I spent time in prayer asking for a signal that it was the right job for me to take. For me in the that period, the right signal needed to take the form of flexible childcare. Someone who would come in and watch the baby at home while I worked so I could continue to breastfeed. God answered my prayers and R came into our lives. She had just turned 60 and had been recently widowed. Lonely and grieving, we were as much an answer to her prayers as she was to ours. She has become like a grandmother to my kids, gone on business trips with me and the baby and become a part of our extended family.
I now have the baby and the pet ( in our case two hamsters) and a job that challenges and excites me.

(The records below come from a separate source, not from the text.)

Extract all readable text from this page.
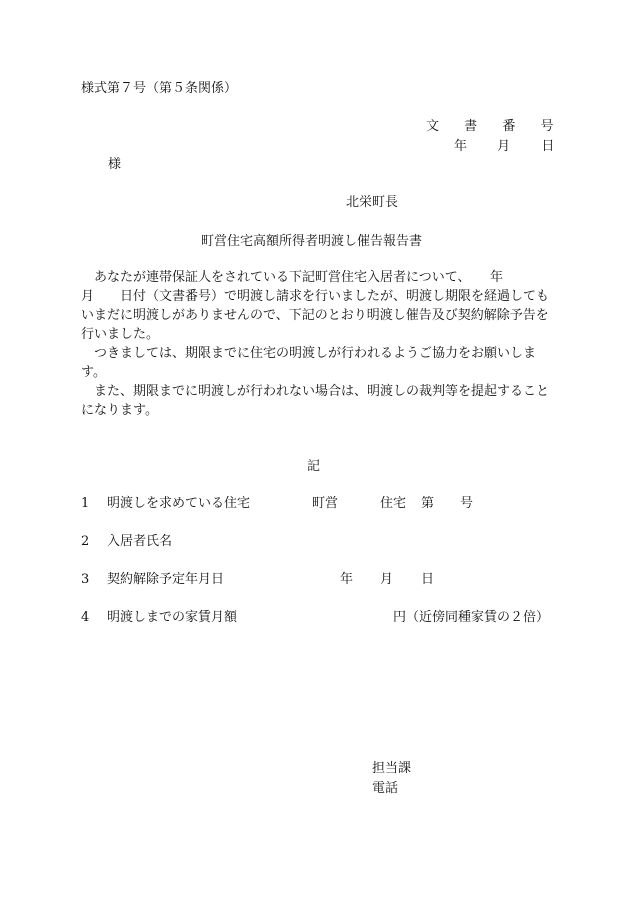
様式第７号（第５条関係）
文 書 番 号
年 月 日
様
北栄町長
町営住宅高額所得者明渡し催告報告書

あなたが連帯保証人をされている下記町営住宅入居者について、　　年

月　　日付（文書番号）で明渡し請求を行いましたが、明渡し期限を経過してもいまだに明渡しがありませんので、下記のとおり明渡し催告及び契約解除予告を行いました。

つきましては、期限までに住宅の明渡しが行われるようご協力をお願いします。

また、期限までに明渡しが行われない場合は、明渡しの裁判等を提起することになります。

記
1 明渡しを求めている住宅	町営	住宅 第 号
2 入居者氏名
3 契約解除予定年月日	年 月 日
4 明渡しまでの家賃月額	円（近傍同種家賃の２倍）
担当課
電話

Has it been easy and without bumps? No I wouldn’t say so. But we have found our own solution that has helped us ensure having a successful career and children are not mutually exclusive for me. 
 
I remember reading a section of an biography of Michelle Obama and she said something to the effect that you need to get it all done, but you don’t need to get it all done yourself. Don’t be afraid to ask for or get help in your quest for work life balance. I can confidently say it has not made me a worse mother of less connected to my kids, just a less stressed out working mum. Don’t be afraid to look for your own unique solution.